It started out as a run-of-the-mill follow-up in my oncology palliative care clinic in East Tennessee. I had seen this patient just a couple times, but had fielded a number of phone calls in between visits. She was in her fifties and had low-volume metastatic nonsquamous cell carcinoma of the lung. At her initial visit with me, we had connected over a clinical trial that she and one of my friends had been on together. It had stripped the patient of her quality of life after developing the equivalent of second-degree burns on 20% of her body. She elected to stop all treatment. She came to me with progressive disease after 6 months off any therapy to regain her quality of life in the midst of a terminal diagnosis. She struck me as a very centered woman who had clearly thought out her options and understood her line regarding what she was willing to go through to potentially live longer.
Fast forward to the most recent visit. She had recent progression of her metastatic disease and came to discuss compassionate care options based on her oncologic genetic profile, with the underlying desire to maximize quality of life. As we discussed her ongoing peripheral neuropathy secondary to treatment and rheumatologic flare, she said, “My pain is controlled and I don't want to increase the medications in the future, regardless of my pain.” This is a common discussion that I have in clinic. I asked, “What are your fears and/or concerns about pain medication? My goal is to control symptoms without overtreating them.” I explain the science behind addiction and assess their risk factors.
She responded with a common answer about the concern for developing opioid abuse.

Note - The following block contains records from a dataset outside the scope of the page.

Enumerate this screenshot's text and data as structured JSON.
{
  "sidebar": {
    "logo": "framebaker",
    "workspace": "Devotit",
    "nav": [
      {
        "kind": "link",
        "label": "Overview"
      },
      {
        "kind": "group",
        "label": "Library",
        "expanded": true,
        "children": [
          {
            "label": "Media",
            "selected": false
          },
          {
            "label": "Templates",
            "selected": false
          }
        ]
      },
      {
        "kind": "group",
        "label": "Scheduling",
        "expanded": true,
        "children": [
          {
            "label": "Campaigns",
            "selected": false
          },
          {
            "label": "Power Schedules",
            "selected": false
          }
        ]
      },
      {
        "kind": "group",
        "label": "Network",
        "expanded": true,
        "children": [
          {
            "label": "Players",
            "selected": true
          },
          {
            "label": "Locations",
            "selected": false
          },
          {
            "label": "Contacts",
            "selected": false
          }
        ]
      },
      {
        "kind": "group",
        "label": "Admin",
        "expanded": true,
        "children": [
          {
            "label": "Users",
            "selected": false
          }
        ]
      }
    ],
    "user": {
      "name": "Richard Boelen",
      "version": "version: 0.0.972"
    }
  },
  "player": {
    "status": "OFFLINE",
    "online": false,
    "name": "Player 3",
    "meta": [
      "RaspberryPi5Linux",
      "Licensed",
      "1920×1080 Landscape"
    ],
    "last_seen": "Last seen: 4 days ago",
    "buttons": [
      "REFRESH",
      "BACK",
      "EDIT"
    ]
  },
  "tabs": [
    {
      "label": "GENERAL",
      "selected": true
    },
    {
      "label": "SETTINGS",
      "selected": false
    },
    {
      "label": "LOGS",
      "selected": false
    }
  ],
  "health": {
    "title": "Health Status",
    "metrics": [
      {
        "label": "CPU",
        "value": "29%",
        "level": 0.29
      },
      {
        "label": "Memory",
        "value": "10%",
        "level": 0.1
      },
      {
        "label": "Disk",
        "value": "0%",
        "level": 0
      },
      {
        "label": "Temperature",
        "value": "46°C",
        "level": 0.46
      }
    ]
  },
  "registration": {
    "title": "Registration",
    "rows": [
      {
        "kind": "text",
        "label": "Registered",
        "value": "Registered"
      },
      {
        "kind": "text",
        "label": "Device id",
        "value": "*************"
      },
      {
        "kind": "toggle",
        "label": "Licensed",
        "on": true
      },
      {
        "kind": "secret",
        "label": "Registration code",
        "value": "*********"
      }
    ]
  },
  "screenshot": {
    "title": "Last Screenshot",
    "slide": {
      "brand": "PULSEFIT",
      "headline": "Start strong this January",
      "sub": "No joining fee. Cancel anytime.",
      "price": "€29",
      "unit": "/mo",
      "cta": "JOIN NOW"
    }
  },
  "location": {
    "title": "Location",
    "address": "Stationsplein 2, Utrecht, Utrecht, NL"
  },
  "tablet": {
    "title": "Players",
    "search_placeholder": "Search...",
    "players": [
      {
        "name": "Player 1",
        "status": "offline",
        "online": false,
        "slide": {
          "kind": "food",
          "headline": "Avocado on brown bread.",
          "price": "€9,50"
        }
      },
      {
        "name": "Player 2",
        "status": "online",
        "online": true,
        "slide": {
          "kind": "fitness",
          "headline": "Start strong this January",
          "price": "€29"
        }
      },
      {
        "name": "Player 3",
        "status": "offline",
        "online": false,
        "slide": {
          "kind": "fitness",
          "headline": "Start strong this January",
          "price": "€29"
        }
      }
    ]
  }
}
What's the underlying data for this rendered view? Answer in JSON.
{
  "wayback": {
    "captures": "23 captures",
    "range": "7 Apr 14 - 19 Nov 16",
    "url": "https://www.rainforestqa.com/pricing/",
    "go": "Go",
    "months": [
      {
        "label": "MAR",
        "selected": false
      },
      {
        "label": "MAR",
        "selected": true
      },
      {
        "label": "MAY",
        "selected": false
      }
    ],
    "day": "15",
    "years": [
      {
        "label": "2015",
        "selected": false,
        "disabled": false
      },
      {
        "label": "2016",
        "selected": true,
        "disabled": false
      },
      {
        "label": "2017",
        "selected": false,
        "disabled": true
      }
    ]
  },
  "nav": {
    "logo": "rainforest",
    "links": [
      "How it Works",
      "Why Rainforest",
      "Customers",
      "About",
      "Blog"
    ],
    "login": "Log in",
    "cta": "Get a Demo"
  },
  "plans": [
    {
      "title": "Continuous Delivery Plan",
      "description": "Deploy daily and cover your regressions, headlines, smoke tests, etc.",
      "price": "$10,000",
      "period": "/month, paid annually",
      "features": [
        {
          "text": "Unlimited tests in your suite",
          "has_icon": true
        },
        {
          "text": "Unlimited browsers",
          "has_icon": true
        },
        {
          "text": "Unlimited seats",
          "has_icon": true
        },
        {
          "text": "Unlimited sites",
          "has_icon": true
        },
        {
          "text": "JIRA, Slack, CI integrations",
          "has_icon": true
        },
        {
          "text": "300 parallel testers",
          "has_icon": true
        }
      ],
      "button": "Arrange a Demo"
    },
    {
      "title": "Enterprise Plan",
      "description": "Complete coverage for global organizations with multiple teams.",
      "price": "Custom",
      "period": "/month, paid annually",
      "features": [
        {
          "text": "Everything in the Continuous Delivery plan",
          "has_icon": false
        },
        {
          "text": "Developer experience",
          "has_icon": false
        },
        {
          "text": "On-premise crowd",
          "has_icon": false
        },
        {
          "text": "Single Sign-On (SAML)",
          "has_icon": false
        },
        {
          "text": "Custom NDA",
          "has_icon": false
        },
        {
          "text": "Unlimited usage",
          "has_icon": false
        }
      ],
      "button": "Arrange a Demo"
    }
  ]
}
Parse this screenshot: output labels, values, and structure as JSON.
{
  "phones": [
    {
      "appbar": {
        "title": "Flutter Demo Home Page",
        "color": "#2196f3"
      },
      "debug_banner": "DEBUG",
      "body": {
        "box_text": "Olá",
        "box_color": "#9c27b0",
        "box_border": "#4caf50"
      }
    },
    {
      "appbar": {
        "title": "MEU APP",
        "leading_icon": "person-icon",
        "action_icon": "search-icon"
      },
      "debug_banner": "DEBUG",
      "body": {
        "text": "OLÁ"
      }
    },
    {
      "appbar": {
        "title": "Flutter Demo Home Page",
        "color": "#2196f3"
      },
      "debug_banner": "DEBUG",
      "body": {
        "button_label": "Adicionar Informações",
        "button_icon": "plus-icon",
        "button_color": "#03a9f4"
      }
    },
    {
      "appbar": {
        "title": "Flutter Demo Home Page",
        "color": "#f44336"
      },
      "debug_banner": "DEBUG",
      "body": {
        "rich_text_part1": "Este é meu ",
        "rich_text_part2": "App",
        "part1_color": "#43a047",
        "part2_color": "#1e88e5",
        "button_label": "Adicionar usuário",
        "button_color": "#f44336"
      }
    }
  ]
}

I paused, then asked her why she had this concern. She began sharing slowly, initially mentioning that “my son has had issues.” She looked down at the floor as moisture filled her eyes. She looked up at me and tentatively began to pour out her heart about her 21-year-old son who was addicted to “everything.” She and her husband had adopted him as a baby. He had been a wonderful child and a relatively easy teenager until he started drinking alcohol. He had continued to make destructive decisions until she and her husband had to make the heartbreaking decision to let him reap the consequences of his actions. As a result, he began living on the street. I said nothing as she shared, but thought about my deep love for my 2-year-old son and imagined how it would gut me to make that impossible choice. She shared that her husband had just picked their son up last weekend and brought him to the house for a Father's Day meal. They ate together and he washed his clothes. She recalled, with tears in her eyes, driving him downtown and dropping him off at his corner of choice after the afternoon together. She told me about the counseling and rehab he and the family had been through and that they were “waiting for rock bottom.”
That evening at home, I meditated on this conversation, grieved for her loss, and hoped for restoration. It reiterated that my role in palliative care is not only to help the broken body, but the fractured spirit. This relatively nonemotive woman with very logical thoughts about life and death in the face of a terminal cancer had broken down. She had disclosed the issue that was causing the most pain and distress in her life. She ended the visit apologizing for “getting off track,” but said that she wanted to live long enough and well enough to see her son get sober. There is nothing more that I want for her as well.